La pensione per gli invalidi può arrivare prima del previsto. Esistono misure che consentono di accedere alla quiescenza in qualità di invalido in modo molto anticipato. Quando si parla di pensione per invalidi, non si può tralasciare l’Ape sociale o la quota 41 per i precoci.
In entrambe le misure, infatti, rientrano tra i destinatari gli invalidi, purché abbiano almeno il 74% di disabilità certificata. E se l’invalidità è specifica, c’è la pensione di vecchiaia con invalidità pensionabile, che richiede un’invalidità all’80%.
In quest’ultimo caso, le uscite ammesse sono a 56 anni per le donne e 61 anni per gli uomini, con almeno 20 anni di versamenti. Per la quota 41, invece, non ci sono limiti anagrafici.
Per l’Ape sociale, serve avere almeno 63,5 anni di età e almeno 30 anni di versamenti.
Ma oggi analizziamo come fare ad accedere a una pensione con l’assegno ordinario di invalidità nel 2025, una misura senza limiti di età, per la quale bastano solo 5 anni di versamenti.
Invalidità e pensione: senza limiti di età bastano 5 anni di contributi, ecco come funziona l’assegno ordinario
Chi esce dal lavoro con la quota 41 per i precoci, come si evince dal nome, deve arrivare ad almeno 41 anni di versamenti. E deve averne 35 effettivi e almeno 1 anno di contributi versati prima dei 19 anni di età. L’invalidità richiesta è almeno 74%, lo stesso grado necessario per l’Ape sociale, per la quale, come detto, servono 63,5 anni di età e 30 anni di contributi.
Chi lascia il lavoro con l’Ape sociale non può svolgere prestazioni lavorative, salvo il lavoro autonomo occasionale entro 5.000 euro di reddito annuo.
Non deve lavorare neanche chi va in pensione con invalidità specifica: infatti, la riduzione della capacità lavorativa, pari almeno all’80%, non deve essere generica (come per gli invalidi civili), ma specifica per le mansioni svolte e per la tipologia di lavoro.
Con l’assegno ordinario di invalidità, invece, non ci sono vincoli: infatti, si può anche proseguire a lavorare dopo aver iniziato a percepire il trattamento.
Ecco i beneficiari dell’assegno ordinario di invalidità
Per ottenere l’assegno ordinario di invalidità civile, occorre il certificato del medico di famiglia (detto certificato introduttivo), che il medico di base trasmette in versione digitale.
Con tale certificato e la relativa ricevuta di trasmissione, l’interessato si reca al Patronato per presentare la domanda di invalidità civile all’INPS. Dopo la domanda, l’interessato viene convocato dalla Commissione Medica Invalidi Civili per la visita.

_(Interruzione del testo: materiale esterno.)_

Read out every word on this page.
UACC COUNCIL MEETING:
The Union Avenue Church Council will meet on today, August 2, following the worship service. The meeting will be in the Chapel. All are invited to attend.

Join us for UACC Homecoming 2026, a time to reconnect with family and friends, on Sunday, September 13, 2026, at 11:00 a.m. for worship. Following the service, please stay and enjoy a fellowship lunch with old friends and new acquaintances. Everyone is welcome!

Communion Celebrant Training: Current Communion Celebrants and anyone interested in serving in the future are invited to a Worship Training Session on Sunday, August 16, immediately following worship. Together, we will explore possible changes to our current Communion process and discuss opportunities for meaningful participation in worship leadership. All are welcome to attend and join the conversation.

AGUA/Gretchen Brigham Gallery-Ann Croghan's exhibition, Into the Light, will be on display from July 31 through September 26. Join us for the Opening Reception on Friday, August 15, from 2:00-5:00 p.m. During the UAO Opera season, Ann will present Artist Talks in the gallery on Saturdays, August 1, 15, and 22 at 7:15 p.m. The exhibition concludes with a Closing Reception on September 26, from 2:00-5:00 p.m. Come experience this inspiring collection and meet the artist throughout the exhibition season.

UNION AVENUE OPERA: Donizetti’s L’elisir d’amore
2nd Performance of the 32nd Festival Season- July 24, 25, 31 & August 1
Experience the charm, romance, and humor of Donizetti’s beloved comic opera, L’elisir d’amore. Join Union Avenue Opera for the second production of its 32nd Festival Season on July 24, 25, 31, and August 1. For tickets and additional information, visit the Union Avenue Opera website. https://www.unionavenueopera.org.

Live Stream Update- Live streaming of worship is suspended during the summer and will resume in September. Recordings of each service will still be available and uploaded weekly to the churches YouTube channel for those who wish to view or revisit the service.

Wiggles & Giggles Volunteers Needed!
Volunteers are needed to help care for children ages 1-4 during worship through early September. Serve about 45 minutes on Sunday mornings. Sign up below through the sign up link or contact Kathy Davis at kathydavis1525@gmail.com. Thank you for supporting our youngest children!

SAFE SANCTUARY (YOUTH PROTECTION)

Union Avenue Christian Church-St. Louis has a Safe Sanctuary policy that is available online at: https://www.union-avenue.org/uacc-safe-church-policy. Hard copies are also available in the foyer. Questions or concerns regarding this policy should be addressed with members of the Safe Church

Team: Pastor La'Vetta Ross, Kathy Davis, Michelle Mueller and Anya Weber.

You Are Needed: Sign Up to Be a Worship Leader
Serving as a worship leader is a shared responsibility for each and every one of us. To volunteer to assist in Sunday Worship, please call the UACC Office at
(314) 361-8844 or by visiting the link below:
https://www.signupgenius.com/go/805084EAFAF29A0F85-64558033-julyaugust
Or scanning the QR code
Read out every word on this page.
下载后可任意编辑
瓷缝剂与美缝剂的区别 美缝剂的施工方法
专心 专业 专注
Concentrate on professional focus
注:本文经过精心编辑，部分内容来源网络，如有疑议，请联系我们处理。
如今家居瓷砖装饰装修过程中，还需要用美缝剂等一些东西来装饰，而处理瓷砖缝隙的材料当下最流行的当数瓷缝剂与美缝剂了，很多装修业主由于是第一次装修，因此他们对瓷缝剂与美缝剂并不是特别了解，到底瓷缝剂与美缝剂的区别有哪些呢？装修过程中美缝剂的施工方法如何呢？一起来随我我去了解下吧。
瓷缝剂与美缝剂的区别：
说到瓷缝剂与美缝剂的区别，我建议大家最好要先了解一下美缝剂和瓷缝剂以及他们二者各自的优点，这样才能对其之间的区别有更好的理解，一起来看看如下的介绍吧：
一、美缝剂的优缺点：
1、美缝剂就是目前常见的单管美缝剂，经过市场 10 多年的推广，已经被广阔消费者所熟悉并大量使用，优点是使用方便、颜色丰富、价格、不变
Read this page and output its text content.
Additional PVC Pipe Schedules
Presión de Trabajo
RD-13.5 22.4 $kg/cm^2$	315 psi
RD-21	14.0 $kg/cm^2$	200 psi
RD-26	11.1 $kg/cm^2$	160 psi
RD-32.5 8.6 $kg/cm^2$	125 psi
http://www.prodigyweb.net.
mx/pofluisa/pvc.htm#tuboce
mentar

Se riconosciuto disabile in misura non inferiore al 67%, si può richiedere l’assegno ordinario, che prevede un limite minimo di contributi versati.
Bastano 5 anni di versamenti, ma almeno 3 di essi devono essere stati versati negli ultimi 5 anni precedenti la domanda di pensione.
Importi, regole e cosa bisogna sapere delle pensioni per gli invalidi
Ricapitolando: con una riduzione della capacità lavorativa di almeno due terzi (quindi 67% di invalidità civile), si può percepire l’assegno ordinario di invalidità. In attesa che l’INPS pubblichi la consueta circolare con i nuovi importi annuali, nel 2024 l’assegno ordinario è stato di 333,33 euro al mese. La prestazione non si applica ai lavoratori dipendenti del settore pubblico, ma è destinata solo ai lavoratori del settore privato e ai lavoratori autonomi.
La misura è temporanea e soggetta a revisione periodica. Una volta concessa, dura 3 anni. Prima della scadenza, l’interessato è convocato a visita di revisione e deve necessariamente presentarsi per non perdere la prestazione. Se permangono le condizioni che danno diritto al beneficio, la misura viene rinnovata per altri 3 anni, e così via.
Dopo tre rinnovi triennali, se l’invalido conserva i requisiti, la misura diviene definitiva. Ma lo è solo fino al 67° anno di età. Dopodiché, l’assegno ordinario decade e si trasforma in pensione di vecchiaia, a condizione che l’invalido abbia raggiunto il requisito minimo di 20 anni di contributi.
Se non risultano 20 anni di versamenti, l’assegno ordinario di invalidità diventa assegno sociale, la misura che spetta a 67 anni a quanti non hanno diritto a una pensione e rientrano nei limiti di reddito previsti.